L'« argument ontologique »

Les manuels nous ont gardé d'Anselme le fameux « argument ontologique » de l'existence de Dieu. Présenté pendant près d'un millénaire comme argument a priori, il était alors justiciable du platonisme récurrent qui, par la patristique, baignait effectivement les écoles monastiques à l'orée du xiie siècle. Mais les exégèses tardives du cartésianisme et du courant blondélien lui ont donné un vêtement qui le dessert. En réalité, Anselme n'avait pas à ce point formalisé son épistémologie et, si on la reprend de nos jours, on lui trouve au moins la possibilité d'une autre direction, d'une autre in-tentio. Une théorie de la connaissance ne pouvait à cette époque être développée, et l'esquisse implicite qu'en donne Anselme est évidemment insuffisante par rapport aux outils que depuis lors on a raffinés. Mais, si l'on se place du côté de celui-ci, à l'intérieur d'une foi existentielle, son argument prend une autre coloration, qui n'est ni univoque, ni fidéiste, ni idéelle. Comme, dans la théorie des ensembles, une preuve a priori par les effets exclus, il se présente à la manière d'une recherche d'antinomies dans le concept, d'antinomies qui le rendraient impossible au réel. Il devient alors sinon valable, du moins légitime. Raisonnement non positif, dogmatique, intuitionniste, qui cherche à exclure seulement l'exclusion, et qui y parvient, l'argument célèbre était destiné, dans sa consistance concrète de 1078 (date du Proslogion), à montrer l'athéisme comme étant un orgueil insensé et à détecter la spécificité logique d'un objet. L'interprétation mystique de A. Stoltz (« Zur Theologie des Proslogion », in Catholica, 1933) ou celle, fidéiste, de Karl Barth (La Preuve de l'existence de Dieu d'après saint Anselme, Neuchâtel, 1959) sont donc, pour l'historien, de simples erreurs sur Anselme. Celui-ci ne prétendait pas d'ailleurs que tout maximum est absolu ni que le pseudo-fini permet de recourir à l'infini ; il refusait seulement la regressio ad infinitum.

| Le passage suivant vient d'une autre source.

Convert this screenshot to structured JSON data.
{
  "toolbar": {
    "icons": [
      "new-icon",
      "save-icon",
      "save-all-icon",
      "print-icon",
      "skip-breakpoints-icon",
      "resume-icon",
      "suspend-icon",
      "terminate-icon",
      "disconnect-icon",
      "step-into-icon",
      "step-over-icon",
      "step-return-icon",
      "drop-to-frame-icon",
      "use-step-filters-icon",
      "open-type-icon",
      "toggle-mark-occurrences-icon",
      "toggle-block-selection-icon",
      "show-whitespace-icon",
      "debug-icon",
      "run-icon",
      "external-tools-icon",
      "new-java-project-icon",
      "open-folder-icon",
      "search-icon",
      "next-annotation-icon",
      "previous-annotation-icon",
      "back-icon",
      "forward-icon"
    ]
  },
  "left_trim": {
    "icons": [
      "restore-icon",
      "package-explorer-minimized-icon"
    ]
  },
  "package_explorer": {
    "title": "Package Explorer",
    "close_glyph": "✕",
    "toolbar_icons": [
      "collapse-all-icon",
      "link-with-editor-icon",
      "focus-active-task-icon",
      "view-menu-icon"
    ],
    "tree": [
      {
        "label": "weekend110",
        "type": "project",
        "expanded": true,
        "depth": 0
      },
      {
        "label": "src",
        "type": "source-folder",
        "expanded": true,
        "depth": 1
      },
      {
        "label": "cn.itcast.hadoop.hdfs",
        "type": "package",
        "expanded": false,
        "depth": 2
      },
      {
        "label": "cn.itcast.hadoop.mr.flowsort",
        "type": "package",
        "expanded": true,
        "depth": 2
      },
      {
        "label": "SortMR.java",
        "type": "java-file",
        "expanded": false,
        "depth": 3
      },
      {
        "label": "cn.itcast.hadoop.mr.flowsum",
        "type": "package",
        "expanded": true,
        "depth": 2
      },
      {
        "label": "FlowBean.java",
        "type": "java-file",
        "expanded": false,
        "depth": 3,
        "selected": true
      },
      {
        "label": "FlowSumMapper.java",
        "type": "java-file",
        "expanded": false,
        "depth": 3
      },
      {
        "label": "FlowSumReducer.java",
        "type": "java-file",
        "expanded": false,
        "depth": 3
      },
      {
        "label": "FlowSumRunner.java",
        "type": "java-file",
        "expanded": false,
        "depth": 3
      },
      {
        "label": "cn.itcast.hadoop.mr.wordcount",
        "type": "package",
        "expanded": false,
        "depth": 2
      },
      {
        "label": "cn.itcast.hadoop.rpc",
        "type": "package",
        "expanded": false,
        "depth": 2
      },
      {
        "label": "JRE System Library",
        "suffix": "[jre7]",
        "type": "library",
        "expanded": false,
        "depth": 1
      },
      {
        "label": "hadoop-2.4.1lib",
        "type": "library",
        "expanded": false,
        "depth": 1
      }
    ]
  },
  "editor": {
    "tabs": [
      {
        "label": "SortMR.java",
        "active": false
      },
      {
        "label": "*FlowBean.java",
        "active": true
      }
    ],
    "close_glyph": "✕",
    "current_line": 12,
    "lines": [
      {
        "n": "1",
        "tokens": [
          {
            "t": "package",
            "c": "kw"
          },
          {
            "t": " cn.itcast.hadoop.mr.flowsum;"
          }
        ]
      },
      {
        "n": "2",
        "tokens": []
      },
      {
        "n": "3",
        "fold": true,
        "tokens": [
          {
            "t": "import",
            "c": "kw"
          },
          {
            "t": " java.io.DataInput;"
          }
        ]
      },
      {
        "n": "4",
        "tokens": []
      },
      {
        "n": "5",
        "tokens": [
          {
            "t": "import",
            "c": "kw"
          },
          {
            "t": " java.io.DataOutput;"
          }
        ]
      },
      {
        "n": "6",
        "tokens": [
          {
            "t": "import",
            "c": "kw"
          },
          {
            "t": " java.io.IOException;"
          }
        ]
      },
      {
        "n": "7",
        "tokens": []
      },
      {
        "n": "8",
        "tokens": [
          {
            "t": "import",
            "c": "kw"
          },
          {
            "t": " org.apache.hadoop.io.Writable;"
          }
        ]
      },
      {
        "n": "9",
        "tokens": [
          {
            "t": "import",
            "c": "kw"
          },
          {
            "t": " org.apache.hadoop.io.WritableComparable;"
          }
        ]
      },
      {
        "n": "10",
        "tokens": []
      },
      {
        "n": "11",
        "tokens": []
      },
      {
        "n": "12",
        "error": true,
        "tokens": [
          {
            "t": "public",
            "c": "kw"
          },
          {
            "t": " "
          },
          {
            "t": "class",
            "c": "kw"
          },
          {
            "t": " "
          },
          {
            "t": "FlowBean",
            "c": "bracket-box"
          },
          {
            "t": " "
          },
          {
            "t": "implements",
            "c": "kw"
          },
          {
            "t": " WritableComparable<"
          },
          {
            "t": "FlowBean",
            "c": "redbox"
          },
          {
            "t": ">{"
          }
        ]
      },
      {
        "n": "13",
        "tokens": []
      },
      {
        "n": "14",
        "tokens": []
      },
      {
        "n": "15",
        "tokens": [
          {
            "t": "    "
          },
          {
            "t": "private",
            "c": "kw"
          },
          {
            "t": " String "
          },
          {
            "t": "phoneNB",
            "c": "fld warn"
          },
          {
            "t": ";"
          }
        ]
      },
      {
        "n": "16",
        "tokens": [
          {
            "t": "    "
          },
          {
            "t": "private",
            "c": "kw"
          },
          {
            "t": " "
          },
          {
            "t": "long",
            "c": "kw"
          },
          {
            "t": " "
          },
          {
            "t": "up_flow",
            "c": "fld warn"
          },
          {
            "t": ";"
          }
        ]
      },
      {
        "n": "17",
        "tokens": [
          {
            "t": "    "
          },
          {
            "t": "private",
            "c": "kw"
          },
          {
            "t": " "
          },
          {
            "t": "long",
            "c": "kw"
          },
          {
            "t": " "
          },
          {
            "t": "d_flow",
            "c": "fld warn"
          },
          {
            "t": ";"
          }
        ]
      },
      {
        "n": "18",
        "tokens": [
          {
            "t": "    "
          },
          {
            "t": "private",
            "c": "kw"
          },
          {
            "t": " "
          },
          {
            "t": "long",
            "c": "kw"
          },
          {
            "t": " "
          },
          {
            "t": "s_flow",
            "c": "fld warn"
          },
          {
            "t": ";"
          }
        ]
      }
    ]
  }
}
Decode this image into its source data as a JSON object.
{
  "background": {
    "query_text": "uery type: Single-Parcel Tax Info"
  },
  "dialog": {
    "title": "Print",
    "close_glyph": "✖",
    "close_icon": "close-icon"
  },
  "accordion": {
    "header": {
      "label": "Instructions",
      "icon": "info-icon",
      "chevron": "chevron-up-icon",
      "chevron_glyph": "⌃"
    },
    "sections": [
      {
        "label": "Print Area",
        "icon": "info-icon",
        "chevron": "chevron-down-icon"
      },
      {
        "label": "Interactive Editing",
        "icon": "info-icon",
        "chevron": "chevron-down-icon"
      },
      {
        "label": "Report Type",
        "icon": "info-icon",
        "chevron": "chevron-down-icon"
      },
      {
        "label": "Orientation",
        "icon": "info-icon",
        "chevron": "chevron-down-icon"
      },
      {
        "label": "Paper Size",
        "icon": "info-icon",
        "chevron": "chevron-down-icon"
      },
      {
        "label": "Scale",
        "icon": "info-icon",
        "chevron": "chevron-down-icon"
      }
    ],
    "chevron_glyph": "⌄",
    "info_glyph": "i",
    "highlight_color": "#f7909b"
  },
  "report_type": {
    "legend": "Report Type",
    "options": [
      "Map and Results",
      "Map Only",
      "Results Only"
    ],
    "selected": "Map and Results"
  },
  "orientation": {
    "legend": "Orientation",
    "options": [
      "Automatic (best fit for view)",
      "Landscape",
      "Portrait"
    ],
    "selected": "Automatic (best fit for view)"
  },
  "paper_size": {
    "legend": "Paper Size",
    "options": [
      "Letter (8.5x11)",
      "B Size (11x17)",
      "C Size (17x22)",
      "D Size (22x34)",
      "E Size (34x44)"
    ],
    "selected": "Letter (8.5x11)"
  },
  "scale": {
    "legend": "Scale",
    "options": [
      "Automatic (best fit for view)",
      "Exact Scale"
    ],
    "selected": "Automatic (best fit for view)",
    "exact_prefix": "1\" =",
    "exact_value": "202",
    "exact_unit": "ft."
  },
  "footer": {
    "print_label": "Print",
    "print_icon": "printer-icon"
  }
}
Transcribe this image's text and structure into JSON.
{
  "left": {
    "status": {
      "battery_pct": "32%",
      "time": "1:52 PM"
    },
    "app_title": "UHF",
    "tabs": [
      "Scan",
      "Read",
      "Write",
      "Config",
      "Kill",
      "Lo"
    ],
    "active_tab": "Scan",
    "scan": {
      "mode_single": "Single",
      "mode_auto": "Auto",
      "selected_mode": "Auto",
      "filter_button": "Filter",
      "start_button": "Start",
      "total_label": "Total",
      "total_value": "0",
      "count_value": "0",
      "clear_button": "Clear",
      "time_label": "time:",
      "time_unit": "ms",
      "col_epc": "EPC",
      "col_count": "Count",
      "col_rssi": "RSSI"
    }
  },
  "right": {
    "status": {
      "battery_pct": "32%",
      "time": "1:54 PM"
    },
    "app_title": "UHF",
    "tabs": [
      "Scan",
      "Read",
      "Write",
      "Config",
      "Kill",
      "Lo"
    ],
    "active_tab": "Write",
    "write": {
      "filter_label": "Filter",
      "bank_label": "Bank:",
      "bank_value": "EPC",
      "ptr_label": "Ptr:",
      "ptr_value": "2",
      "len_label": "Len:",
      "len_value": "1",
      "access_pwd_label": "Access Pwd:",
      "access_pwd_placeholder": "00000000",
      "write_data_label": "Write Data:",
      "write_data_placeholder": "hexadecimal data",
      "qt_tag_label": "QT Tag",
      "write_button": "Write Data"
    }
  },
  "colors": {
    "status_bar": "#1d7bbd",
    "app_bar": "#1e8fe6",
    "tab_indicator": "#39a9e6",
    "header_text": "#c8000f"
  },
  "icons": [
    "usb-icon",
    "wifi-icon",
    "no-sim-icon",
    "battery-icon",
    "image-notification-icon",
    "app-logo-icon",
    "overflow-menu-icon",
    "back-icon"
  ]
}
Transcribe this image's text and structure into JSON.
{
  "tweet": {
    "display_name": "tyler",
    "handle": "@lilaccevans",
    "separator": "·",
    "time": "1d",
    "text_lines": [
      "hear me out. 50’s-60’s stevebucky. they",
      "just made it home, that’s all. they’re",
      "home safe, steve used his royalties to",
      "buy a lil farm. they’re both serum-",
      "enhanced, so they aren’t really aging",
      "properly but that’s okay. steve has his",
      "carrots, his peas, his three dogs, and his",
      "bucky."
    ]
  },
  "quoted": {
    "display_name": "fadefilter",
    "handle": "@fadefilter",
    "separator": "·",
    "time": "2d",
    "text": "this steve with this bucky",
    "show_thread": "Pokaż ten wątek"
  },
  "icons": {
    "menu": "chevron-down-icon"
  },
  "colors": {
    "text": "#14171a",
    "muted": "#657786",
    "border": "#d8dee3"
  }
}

La formalisation des commentateurs contemporains (R. Campbell, From Belief to Understanding ; J. Vuillemin, Le Dieu d'Anselme) découvre au contraire dans cet argument non seulement un sens, mais une ouverture sur plusieurs significations selon des alternatives formellement vraies. Logiquement-plus-grand-que-Dieu ne saurait être pensé ; existentiellement, pour Anselme, qui est mû par la fides querens intellectum et qui vit de Dieu existant a se, on ne saurait penser qu'il n'existe pas. Mais jamais le maître n'a fait le saut qu'on lui reproche d'ordinaire : plus-grand-que-Dieu impensable existant dans l'esprit doit exister dans le réel. Son analyse de la notion se développe à l'intérieur du présupposé de l'existence, mais ne conclut pas à celle-ci, comme on s'est mis à le croire de Descartes à Malebranche et Leibniz. Anselme saisit Dieu, ne le démontre pas. Thomas d'Aquin, traitant la question en sujet d'école, ne dit jamais que des prémisses existentielles ne débouchent pas sur des conclusions mais qu'on ne saurait conclure de la définition à l'existence. Or Anselme ne soutient pas non plus cela mais déclare en priant : si on pouvait penser meilleur que Toi, ce serait la créature qui jaugerait le Créateur, le participé qui engloberait l'auteur, et ce blasphème est un illogisme. En fait, Anselme ferme implicitement les platonismes antérieurs et n'ouvre pas à l'idéalisme malgré la réputation de son prétendu argument. Son texte a la structure d'une prière, d'une parole à Dieu et non d'une parole sur Dieu ; il désigne ce dernier comme celui qui se suffit et c'est le détourner que de le lire comme une proposition séparée. Si Kant a démoli[...]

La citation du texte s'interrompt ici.